As a forgiven people, we frequently forget our forgiven status, as Satan will do whatever it takes to drive a wedge between us and God.  So, he reminds us of our sin by means of guilt and shame, having us relive our mistakes repeatedly in our minds.  Resultantly, our thoughts run in circles around our faults, errors in judgement, and poor choices as we become anxiety-ridden with the labels we place on ourselves as defined by our actions.  Satan makes these sins seem much bigger than they actually are in our own head, but we forget that since God has forgiven us of our sins, He also forgets them.  In Paul’s letter to the Hebrews, he writes to his audience regarding God’s opinion towards our sinful actions: “For I will forgive their wickedness and will remember their sins no more” (8:12).  If we are remembering our forgiven sin and feeling shame, those feelings are not from God, as they reject the forgiven aspect of our actions, thus denying His nature and separating us from Him.  If we focus on being forgiven, we are grateful and give thanks and praise; if we focus on the guilt, we are embarrassed and want to run and hide.  So to keep our focus on Him, we must remember this fact:  our sins and mistakes are not as big or as noticeable as we think they are.

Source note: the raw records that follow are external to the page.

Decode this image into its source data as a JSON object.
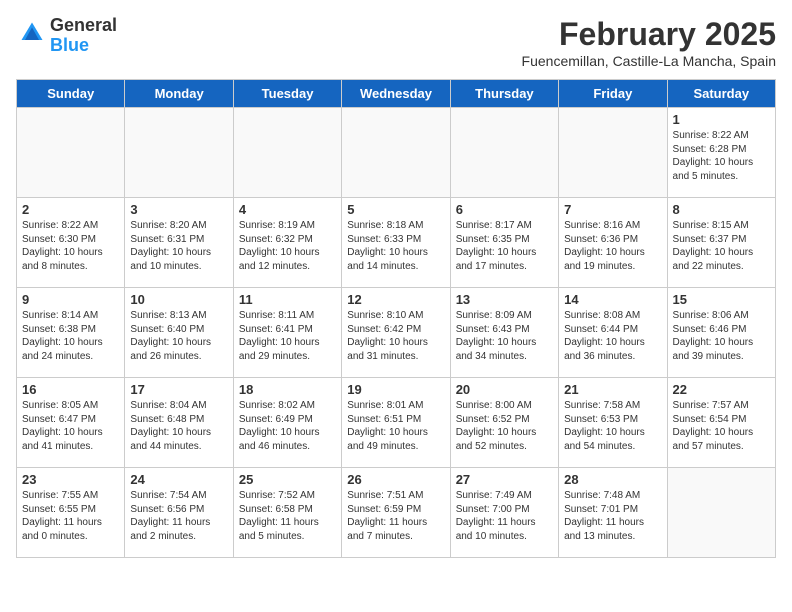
{
  "header": {
    "logo_line1": "General",
    "logo_line2": "Blue",
    "month_title": "February 2025",
    "subtitle": "Fuencemillan, Castille-La Mancha, Spain"
  },
  "days_of_week": [
    "Sunday",
    "Monday",
    "Tuesday",
    "Wednesday",
    "Thursday",
    "Friday",
    "Saturday"
  ],
  "weeks": [
    [
      {
        "day": "",
        "info": ""
      },
      {
        "day": "",
        "info": ""
      },
      {
        "day": "",
        "info": ""
      },
      {
        "day": "",
        "info": ""
      },
      {
        "day": "",
        "info": ""
      },
      {
        "day": "",
        "info": ""
      },
      {
        "day": "1",
        "info": "Sunrise: 8:22 AM\nSunset: 6:28 PM\nDaylight: 10 hours\nand 5 minutes."
      }
    ],
    [
      {
        "day": "2",
        "info": "Sunrise: 8:22 AM\nSunset: 6:30 PM\nDaylight: 10 hours\nand 8 minutes."
      },
      {
        "day": "3",
        "info": "Sunrise: 8:20 AM\nSunset: 6:31 PM\nDaylight: 10 hours\nand 10 minutes."
      },
      {
        "day": "4",
        "info": "Sunrise: 8:19 AM\nSunset: 6:32 PM\nDaylight: 10 hours\nand 12 minutes."
      },
      {
        "day": "5",
        "info": "Sunrise: 8:18 AM\nSunset: 6:33 PM\nDaylight: 10 hours\nand 14 minutes."
      },
      {
        "day": "6",
        "info": "Sunrise: 8:17 AM\nSunset: 6:35 PM\nDaylight: 10 hours\nand 17 minutes."
      },
      {
        "day": "7",
        "info": "Sunrise: 8:16 AM\nSunset: 6:36 PM\nDaylight: 10 hours\nand 19 minutes."
      },
      {
        "day": "8",
        "info": "Sunrise: 8:15 AM\nSunset: 6:37 PM\nDaylight: 10 hours\nand 22 minutes."
      }
    ],
    [
      {
        "day": "9",
        "info": "Sunrise: 8:14 AM\nSunset: 6:38 PM\nDaylight: 10 hours\nand 24 minutes."
      },
      {
        "day": "10",
        "info": "Sunrise: 8:13 AM\nSunset: 6:40 PM\nDaylight: 10 hours\nand 26 minutes."
      },
      {
        "day": "11",
        "info": "Sunrise: 8:11 AM\nSunset: 6:41 PM\nDaylight: 10 hours\nand 29 minutes."
      },
      {
        "day": "12",
        "info": "Sunrise: 8:10 AM\nSunset: 6:42 PM\nDaylight: 10 hours\nand 31 minutes."
      },
      {
        "day": "13",
        "info": "Sunrise: 8:09 AM\nSunset: 6:43 PM\nDaylight: 10 hours\nand 34 minutes."
      },
      {
        "day": "14",
        "info": "Sunrise: 8:08 AM\nSunset: 6:44 PM\nDaylight: 10 hours\nand 36 minutes."
      },
      {
        "day": "15",
        "info": "Sunrise: 8:06 AM\nSunset: 6:46 PM\nDaylight: 10 hours\nand 39 minutes."
      }
    ],
    [
      {
        "day": "16",
        "info": "Sunrise: 8:05 AM\nSunset: 6:47 PM\nDaylight: 10 hours\nand 41 minutes."
      },
      {
        "day": "17",
        "info": "Sunrise: 8:04 AM\nSunset: 6:48 PM\nDaylight: 10 hours\nand 44 minutes."
      },
      {
        "day": "18",
        "info": "Sunrise: 8:02 AM\nSunset: 6:49 PM\nDaylight: 10 hours\nand 46 minutes."
      },
      {
        "day": "19",
        "info": "Sunrise: 8:01 AM\nSunset: 6:51 PM\nDaylight: 10 hours\nand 49 minutes."
      },
      {
        "day": "20",
        "info": "Sunrise: 8:00 AM\nSunset: 6:52 PM\nDaylight: 10 hours\nand 52 minutes."
      },
      {
        "day": "21",
        "info": "Sunrise: 7:58 AM\nSunset: 6:53 PM\nDaylight: 10 hours\nand 54 minutes."
      },
      {
        "day": "22",
        "info": "Sunrise: 7:57 AM\nSunset: 6:54 PM\nDaylight: 10 hours\nand 57 minutes."
      }
    ],
    [
      {
        "day": "23",
        "info": "Sunrise: 7:55 AM\nSunset: 6:55 PM\nDaylight: 11 hours\nand 0 minutes."
      },
      {
        "day": "24",
        "info": "Sunrise: 7:54 AM\nSunset: 6:56 PM\nDaylight: 11 hours\nand 2 minutes."
      },
      {
        "day": "25",
        "info": "Sunrise: 7:52 AM\nSunset: 6:58 PM\nDaylight: 11 hours\nand 5 minutes."
      },
      {
        "day": "26",
        "info": "Sunrise: 7:51 AM\nSunset: 6:59 PM\nDaylight: 11 hours\nand 7 minutes."
      },
      {
        "day": "27",
        "info": "Sunrise: 7:49 AM\nSunset: 7:00 PM\nDaylight: 11 hours\nand 10 minutes."
      },
      {
        "day": "28",
        "info": "Sunrise: 7:48 AM\nSunset: 7:01 PM\nDaylight: 11 hours\nand 13 minutes."
      },
      {
        "day": "",
        "info": ""
      }
    ]
  ]
}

In her TED Talk entitled “Don’t Regret Regret,” American author and journalist Kathy Schulz talks about a tattoo she has on her shoulder that she lamented from the moment she got it.  After talking about how horrible it was for the majority of the talk, she finally reveals it to the audience, as they all realize that it isn’t that bad of a tattoo.  In her reveal, she helps us realize that often times our mistakes in life are not as ugly or as big as we make them out to be to ourselves.  Similarly, when I finally went to get my cavity filled, it was on the surface so much so that I didn’t even require any anesthesia.

Putting an optimistic spin on the way we view our mistakes, Schulz summarizes with the idea that our mistakes should not “remind us that we did badly; (but should) remind us that we can do better.”  If we can view our own forgiven sin in that light, we prevent Satan from haunting us with the specter of our past selves, and we can instead see the perfect image of our future self that will be made complete in His glory.  For that reason alone, we should not allow guilt and shame to control us, but we should rejoice in that we are free from the shackles of self-imposed disgrace.  Sometimes a small fixed cavity is nothing more than that.  Amen.